Jordi Roca will travel to the Himalayas with the veteran mountaineer in spring

El Celler de Can Roca designs menus for Carlos Soria BBVA expedition to Annapurna
  • Jordi Roca, named the world's best pastry chef in 2014, will climb to the base camp on Annapurna at a height of 4,200 meters
  • From their restaurant in Girona, the Roca brothers have conducted an in-depth research process to design a complete and balanced diet for the BBVA Expedition, adapted to mountain conditions
  • The historical menu will include Catalan dishes like 'escudella' and cannelloni, which will be the gastronomic highlight of the ascent
  • Carlos Soria will teach Jordi Roca how to operate a kitchen at the base camp of an eight-thousander and will visit BBVA's solidarity project at the school of Sama, in the foothills of Manaslu, in Nepal

The owners of the El Celler de Can Roca restaurant, the Roca brothers, have designed the menu for the BBVA Expedition that the mountaineer Carlos Soria will take to the altitude camps of Annapurna (8,091 meters) in the Himalayan mountain range. Jordi Roca himself will be in charge of preparing the menu, as he will accompany the Expedition to the base camp of this eight-thousander. The 76 year-old climber faces one of the most ambitious challenges of his sporting career and will attempt to conquer the summits of Annapurna and Dhaulagiri this spring.

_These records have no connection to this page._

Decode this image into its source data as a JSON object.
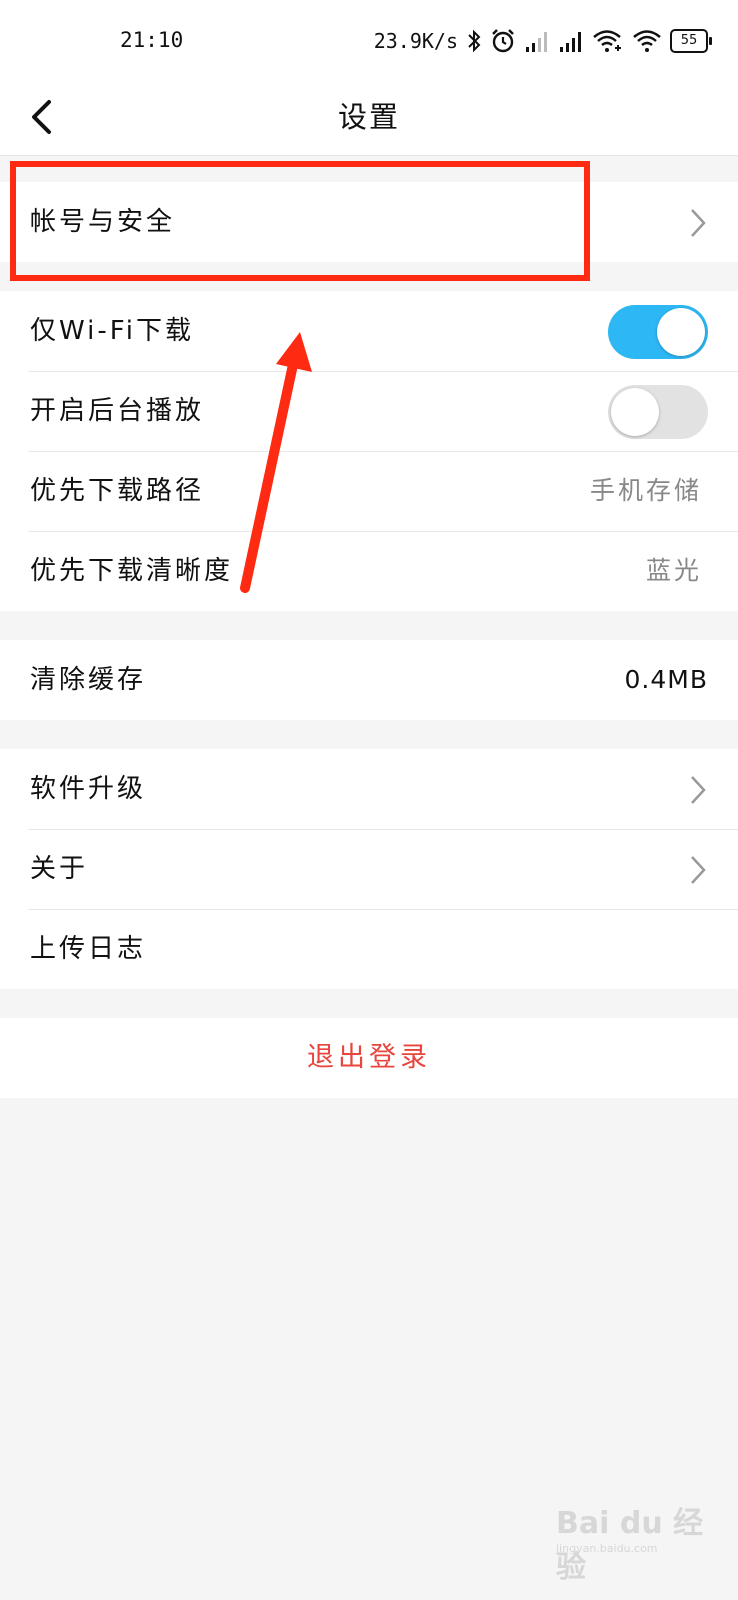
{
  "status_bar": {
    "time": "21:10",
    "net_speed": "23.9K/s",
    "battery": "55"
  },
  "header": {
    "title": "设置"
  },
  "account_group": {
    "account_security": "帐号与安全"
  },
  "download_group": {
    "wifi_only": {
      "label": "仅Wi-Fi下载",
      "enabled": true
    },
    "background_play": {
      "label": "开启后台播放",
      "enabled": false
    },
    "download_path": {
      "label": "优先下载路径",
      "value": "手机存储"
    },
    "download_quality": {
      "label": "优先下载清晰度",
      "value": "蓝光"
    }
  },
  "cache_group": {
    "clear_cache": {
      "label": "清除缓存",
      "value": "0.4MB"
    }
  },
  "misc_group": {
    "software_upgrade": "软件升级",
    "about": "关于",
    "upload_log": "上传日志"
  },
  "logout": "退出登录",
  "watermark": {
    "brand": "Bai du 经验",
    "url": "jingyan.baidu.com"
  },
  "colors": {
    "toggle_on": "#2db7f5",
    "logout_text": "#e8453c",
    "annotation_red": "#ff2a12"
  }
}
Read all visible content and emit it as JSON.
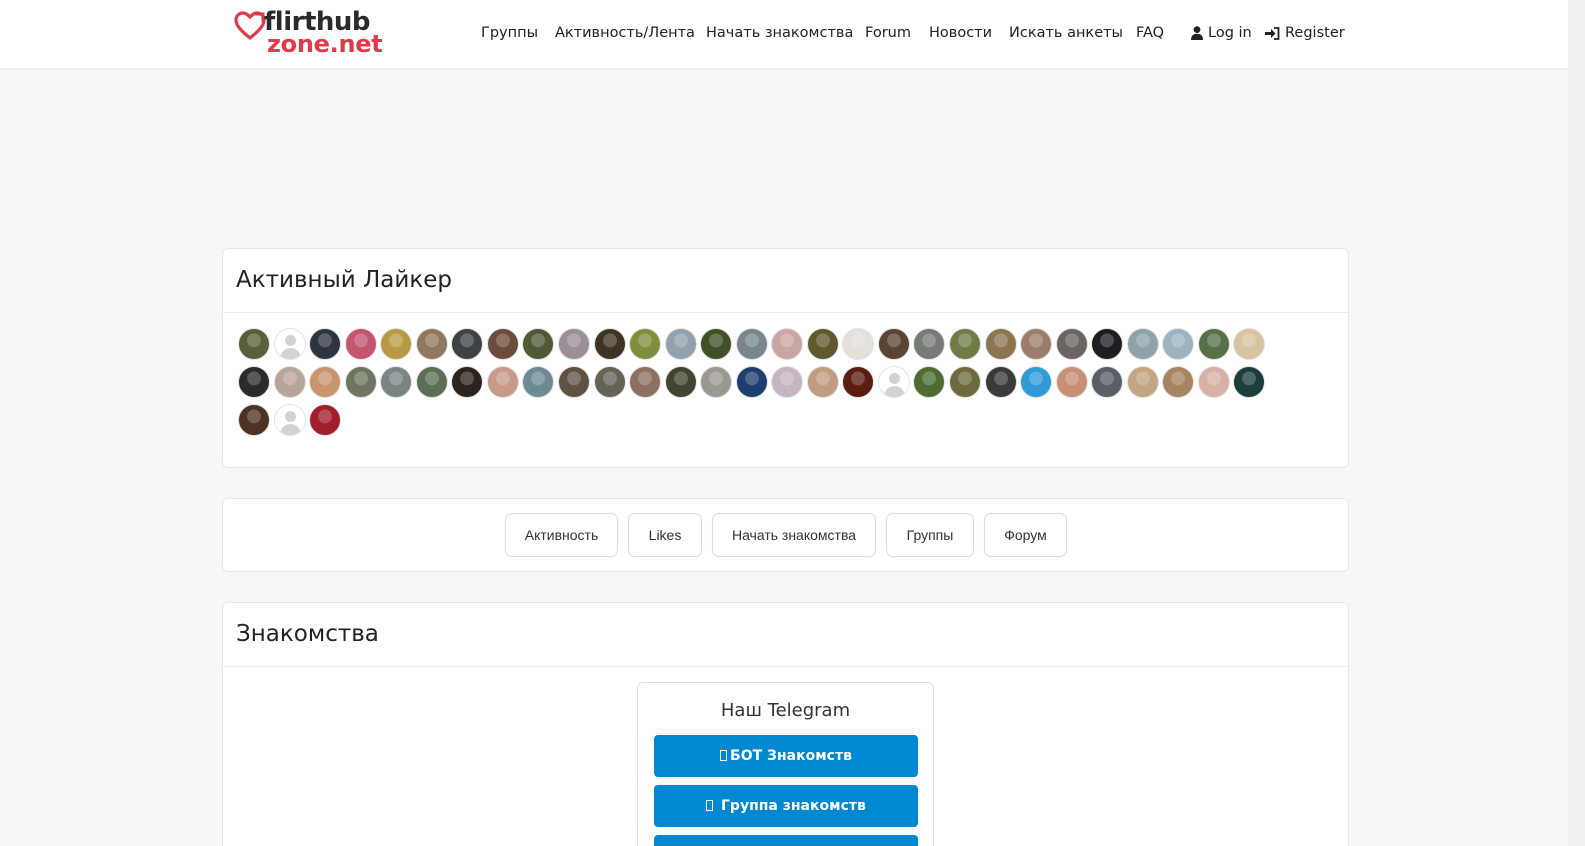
{
  "site": {
    "logo_line1": "flirthub",
    "logo_line2": "zone.net"
  },
  "nav": {
    "items": [
      "Группы",
      "Активность/Лента",
      "Начать знакомства",
      "Forum",
      "Новости",
      "Искать анкеты",
      "FAQ"
    ],
    "login": "Log in",
    "register": "Register"
  },
  "liker": {
    "title": "Активный Лайкер",
    "avatar_colors": [
      "#5b5e3a",
      "placeholder",
      "#2e3440",
      "#c2566e",
      "#b89a45",
      "#8f7760",
      "#3d4344",
      "#6d4b3a",
      "#4e5a36",
      "#9a8f99",
      "#3f3424",
      "#7d8e3c",
      "#92a1ab",
      "#415027",
      "#7a858c",
      "#c9a6a1",
      "#5f5a2e",
      "#e4e0da",
      "#5a4434",
      "#777b76",
      "#6e7d46",
      "#8c7651",
      "#9c7d6d",
      "#6b6460",
      "#1e1e22",
      "#8ea2a8",
      "#9db3c0",
      "#587047",
      "#d8c3a3",
      "#2d2b29",
      "#b7a49b",
      "#c9956e",
      "#6d7560",
      "#7b8484",
      "#5c6e56",
      "#2b241d",
      "#c89a8a",
      "#6d8a94",
      "#5f5245",
      "#646356",
      "#8d7062",
      "#3f4531",
      "#9b9892",
      "#1e3e6f",
      "#c6b5c0",
      "#c29b83",
      "#5a1e11",
      "placeholder",
      "#4d6b32",
      "#6b6b3f",
      "#3a3a3a",
      "#2f9ad6",
      "#c78f74",
      "#5a5f66",
      "#c2a583",
      "#a6845f",
      "#d7b1a5",
      "#1d3d3d",
      "#4e3222",
      "placeholder",
      "#a11e2c"
    ]
  },
  "tabs": {
    "items": [
      "Активность",
      "Likes",
      "Начать знакомства",
      "Группы",
      "Форум"
    ]
  },
  "dating": {
    "title": "Знакомства",
    "telegram": {
      "title": "Наш Telegram",
      "bot_label": "БОТ Знакомств",
      "group_label": "Группа знакомств"
    }
  }
}
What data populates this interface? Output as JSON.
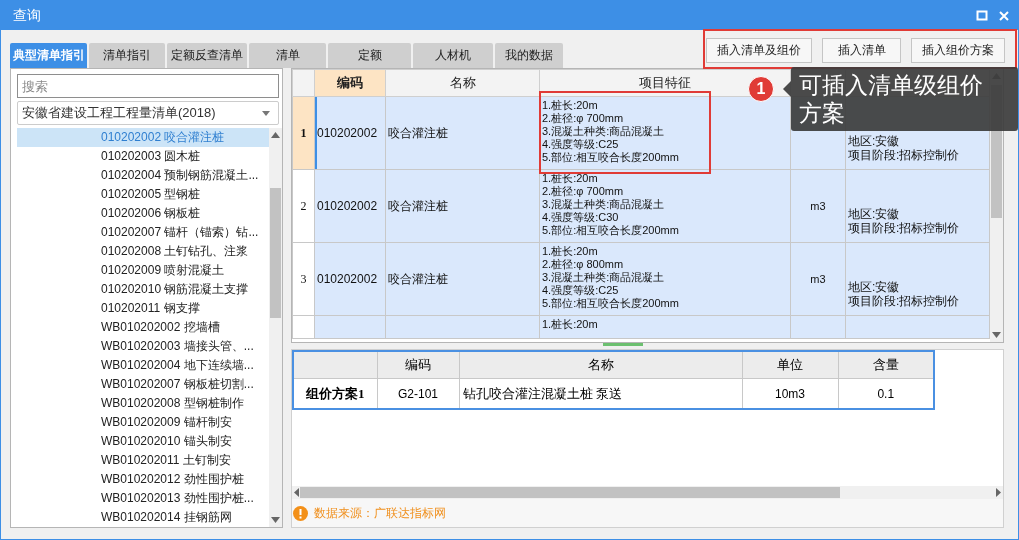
{
  "window": {
    "title": "查询"
  },
  "tabs": [
    {
      "label": "典型清单指引",
      "selected": true
    },
    {
      "label": "清单指引",
      "selected": false
    },
    {
      "label": "定额反查清单",
      "selected": false
    },
    {
      "label": "清单",
      "selected": false
    },
    {
      "label": "定额",
      "selected": false
    },
    {
      "label": "人材机",
      "selected": false
    },
    {
      "label": "我的数据",
      "selected": false
    }
  ],
  "toolbar": {
    "buttons": [
      "插入清单及组价",
      "插入清单",
      "插入组价方案"
    ]
  },
  "sidebar": {
    "search": {
      "placeholder": "搜索"
    },
    "library": {
      "value": "安徽省建设工程工程量清单(2018)"
    },
    "items": [
      {
        "label": "010202002 咬合灌注桩",
        "selected": true
      },
      {
        "label": "010202003 圆木桩",
        "selected": false
      },
      {
        "label": "010202004 预制钢筋混凝土...",
        "selected": false
      },
      {
        "label": "010202005 型钢桩",
        "selected": false
      },
      {
        "label": "010202006 钢板桩",
        "selected": false
      },
      {
        "label": "010202007 锚杆（锚索）钻...",
        "selected": false
      },
      {
        "label": "010202008 土钉钻孔、注浆",
        "selected": false
      },
      {
        "label": "010202009 喷射混凝土",
        "selected": false
      },
      {
        "label": "010202010 钢筋混凝土支撑",
        "selected": false
      },
      {
        "label": "010202011 钢支撑",
        "selected": false
      },
      {
        "label": "WB010202002 挖墙槽",
        "selected": false
      },
      {
        "label": "WB010202003 墙接头管、...",
        "selected": false
      },
      {
        "label": "WB010202004 地下连续墙...",
        "selected": false
      },
      {
        "label": "WB010202007 钢板桩切割...",
        "selected": false
      },
      {
        "label": "WB010202008 型钢桩制作",
        "selected": false
      },
      {
        "label": "WB010202009 锚杆制安",
        "selected": false
      },
      {
        "label": "WB010202010 锚头制安",
        "selected": false
      },
      {
        "label": "WB010202011 土钉制安",
        "selected": false
      },
      {
        "label": "WB010202012 劲性围护桩",
        "selected": false
      },
      {
        "label": "WB010202013 劲性围护桩...",
        "selected": false
      },
      {
        "label": "WB010202014 挂钢筋网",
        "selected": false
      }
    ]
  },
  "table": {
    "columns": [
      {
        "label": "编码",
        "selected": true
      },
      {
        "label": "名称",
        "selected": false
      },
      {
        "label": "项目特征",
        "selected": false
      }
    ],
    "rows": [
      {
        "number": "1",
        "selected": true,
        "code": "010202002",
        "name": "咬合灌注桩",
        "features": [
          "1.桩长:20m",
          "2.桩径:φ 700mm",
          "3.混凝土种类:商品混凝土",
          "4.强度等级:C25",
          "5.部位:相互咬合长度200mm"
        ],
        "remarks": [
          "地区:安徽",
          "项目阶段:招标控制价"
        ]
      },
      {
        "number": "2",
        "selected": false,
        "code": "010202002",
        "name": "咬合灌注桩",
        "features": [
          "1.桩长:20m",
          "2.桩径:φ 700mm",
          "3.混凝土种类:商品混凝土",
          "4.强度等级:C30",
          "5.部位:相互咬合长度200mm"
        ],
        "unit": "m3",
        "remarks": [
          "地区:安徽",
          "项目阶段:招标控制价"
        ]
      },
      {
        "number": "3",
        "selected": false,
        "code": "010202002",
        "name": "咬合灌注桩",
        "features": [
          "1.桩长:20m",
          "2.桩径:φ 800mm",
          "3.混凝土种类:商品混凝土",
          "4.强度等级:C25",
          "5.部位:相互咬合长度200mm"
        ],
        "unit": "m3",
        "remarks": [
          "地区:安徽",
          "项目阶段:招标控制价"
        ]
      },
      {
        "selected": false,
        "features": [
          "1.桩长:20m"
        ]
      }
    ]
  },
  "plan_table": {
    "columns": [
      "编码",
      "名称",
      "单位",
      "含量"
    ],
    "rows": [
      {
        "label": "组价方案1",
        "code": "G2-101",
        "name": "钻孔咬合灌注混凝土桩 泵送",
        "unit": "10m3",
        "amount": "0.1"
      }
    ]
  },
  "source_note": "数据来源：广联达指标网",
  "callout": {
    "number": "1",
    "text": "可插入清单级组价方案"
  }
}
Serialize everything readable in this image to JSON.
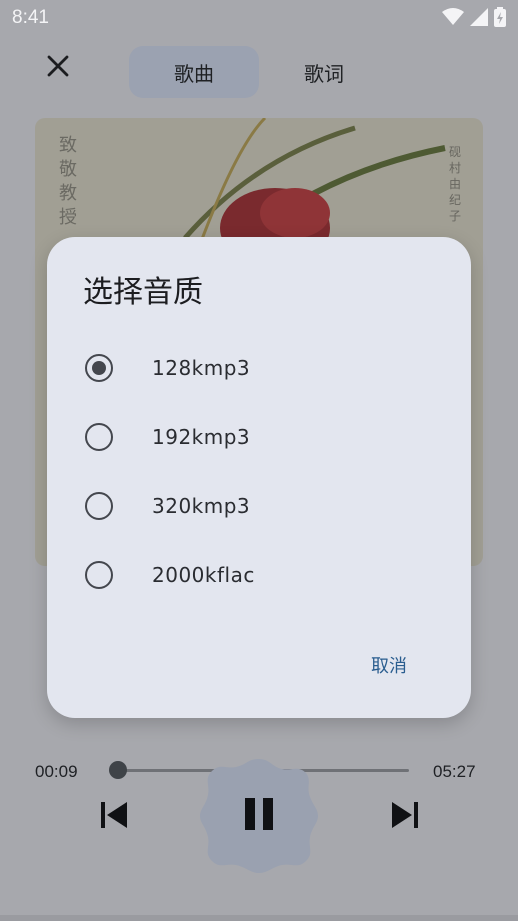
{
  "status_bar": {
    "time": "8:41",
    "icons": [
      "wifi-icon",
      "signal-icon",
      "battery-icon"
    ]
  },
  "top_bar": {
    "close_icon": "close-icon",
    "tabs": [
      {
        "label": "歌曲",
        "selected": true
      },
      {
        "label": "歌词",
        "selected": false
      }
    ]
  },
  "album": {
    "title_vertical": "致敬教授",
    "artist_vertical": "砚村由纪子"
  },
  "player": {
    "current_time": "00:09",
    "total_time": "05:27",
    "progress": 0.03,
    "prev_icon": "skip-previous-icon",
    "pause_icon": "pause-icon",
    "next_icon": "skip-next-icon"
  },
  "dialog": {
    "title": "选择音质",
    "options": [
      {
        "label": "128kmp3",
        "selected": true
      },
      {
        "label": "192kmp3",
        "selected": false
      },
      {
        "label": "320kmp3",
        "selected": false
      },
      {
        "label": "2000kflac",
        "selected": false
      }
    ],
    "cancel_label": "取消"
  },
  "colors": {
    "dialog_bg": "#e3e6ef",
    "accent": "#2a5d8f",
    "tab_selected_bg": "#9ba2b1"
  }
}
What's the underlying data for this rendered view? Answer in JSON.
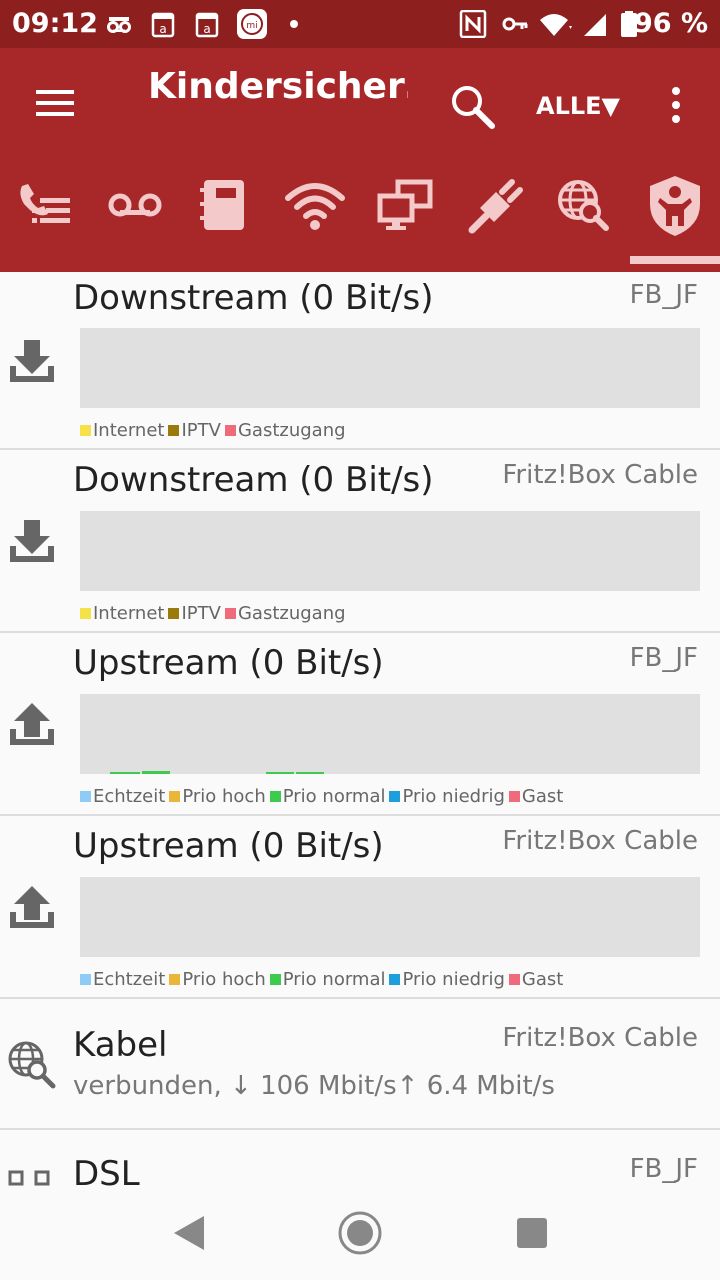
{
  "status_bar": {
    "time": "09:12",
    "battery": "96 %",
    "icons": [
      "voicemail-icon",
      "calendar-a-icon",
      "calendar-a-icon",
      "mi-icon",
      "dot-icon",
      "nfc-icon",
      "key-icon",
      "wifi-icon",
      "signal-icon",
      "battery-icon"
    ]
  },
  "app_bar": {
    "title": "Kindersicher…",
    "filter_label": "ALLE▼",
    "tabs": [
      "call-list-icon",
      "voicemail-icon",
      "phonebook-icon",
      "wifi-icon",
      "network-icon",
      "plug-icon",
      "globe-search-icon",
      "child-shield-icon"
    ]
  },
  "cards": [
    {
      "title": "Downstream (0 Bit/s)",
      "device": "FB_JF",
      "legend": [
        {
          "label": "Internet",
          "color": "#f5e14a"
        },
        {
          "label": "IPTV",
          "color": "#9a7a0c"
        },
        {
          "label": "Gastzugang",
          "color": "#ef6b7c"
        }
      ]
    },
    {
      "title": "Downstream (0 Bit/s)",
      "device": "Fritz!Box Cable",
      "legend": [
        {
          "label": "Internet",
          "color": "#f5e14a"
        },
        {
          "label": "IPTV",
          "color": "#9a7a0c"
        },
        {
          "label": "Gastzugang",
          "color": "#ef6b7c"
        }
      ]
    },
    {
      "title": "Upstream (0 Bit/s)",
      "device": "FB_JF",
      "legend": [
        {
          "label": "Echtzeit",
          "color": "#8ecbf5"
        },
        {
          "label": "Prio hoch",
          "color": "#e8b73a"
        },
        {
          "label": "Prio normal",
          "color": "#3ec94f"
        },
        {
          "label": "Prio niedrig",
          "color": "#1e9fdc"
        },
        {
          "label": "Gast",
          "color": "#ef6b7c"
        }
      ]
    },
    {
      "title": "Upstream (0 Bit/s)",
      "device": "Fritz!Box Cable",
      "legend": [
        {
          "label": "Echtzeit",
          "color": "#8ecbf5"
        },
        {
          "label": "Prio hoch",
          "color": "#e8b73a"
        },
        {
          "label": "Prio normal",
          "color": "#3ec94f"
        },
        {
          "label": "Prio niedrig",
          "color": "#1e9fdc"
        },
        {
          "label": "Gast",
          "color": "#ef6b7c"
        }
      ]
    },
    {
      "title": "Kabel",
      "device": "Fritz!Box Cable",
      "subtitle": "verbunden,  ↓ 106 Mbit/s↑ 6.4 Mbit/s"
    },
    {
      "title": "DSL",
      "device": "FB_JF"
    }
  ],
  "nav_bar": {
    "back": "back-icon",
    "home": "home-icon",
    "recents": "recents-icon"
  }
}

Carlos Soria and the BBVA Expedition 2015 will have an exceptional fellow traveler: Jordi Roca, who is responsible for the sweet recipes at the El Celler de Can Roca restaurant and was named the world's best pastry chef in 2014.

In addition to being global benchmarks in contemporary gastronomy of the highest level, the Roca brothers work in different and innovative lines of culinary research. One of them, freeze-drying, will be the main feature of a historic and cutting-edge menu, designed specially by Jordi Roca from his kitchen in Girona, which will be cooked for the BBVA Expedition en route to the Annapurna summit.



A high-altitude menu

The menu, varied and energy-giving from the nutritional point of view, will attempt -differences aside- to take the spirit and the dishes of El Celler de Can Roca to the Nepalese Himalayas. The menu will feature dishes deeply rooted in Catalan tradition, such as 'escudella' (meat and vegetable broth), eggplant cannelloni and crème brûlée custard.

Venison couscous, pumpkin cream with aniseed-flavored walnut, arepa with chicken tinga, eel rice, smoked pear and crystallized ginger are some of the dishes that the members of the BBVA will be able to sample. Jordi Roca, aware that garlic is one of Carlos Soria's favorite ingredients, wanted to pay tribute to this plant with a very special black garlic preserve.

Jordi Roca will accompany Carlos Soria and the rest of the expedition and will present them with his contributions. The Catalan pastry chef will take advantage of this trip to explore the world of Nepalese cuisine. Nathi Sherpa, who has cooked for the last BBVA Expeditions and appears in the book 'Recipes for extreme situations' will be the perfect host for the renowned chef.

Jordi Roca and Yunju Choi, a Korean cook from the research department of El Celler de Can Roca, have been working for months in the design and preparation of different freeze-dried foods. "For us it's been a real challenge to design products that preserve the level of our cuisine, despite the conditions at which they cook at such high altitudes", said Jordi Roca. "We're working on a line of freeze-dried menus that the expedition can take with them during the ascents. Carlos will be able to eat rice with partridge, garlic soup and cuttlefish with peas at a height of more than 7,000 meters. Last summer, also with BBVA, we took El Celler de Can Roca very far away on a tour that visited countries like Peru, Mexico, Colombia and the United States. Now we're going to take our cuisine as high as possible".

In recent months, the mountaineer Carlos Soria has visited El Celler de Can Roca in Girona to exchange impressions with Jordi Roca and his team. "It was important for Jordi to know about the real conditions of the base camp. Nathi, our cook, uses drums with ice to preserve the meat, makes ovens with pans and hot rocks… things they won't be used to at the world's best restaurant", explained Carlos Soria.

"When it comes to tackling a summit like Annapurna, feeding and hydration are fundamental", said Carlos Soria. "Until now, our cook looked after us and prepared delicious dishes, but having Jordi Roca on board will be a true luxury".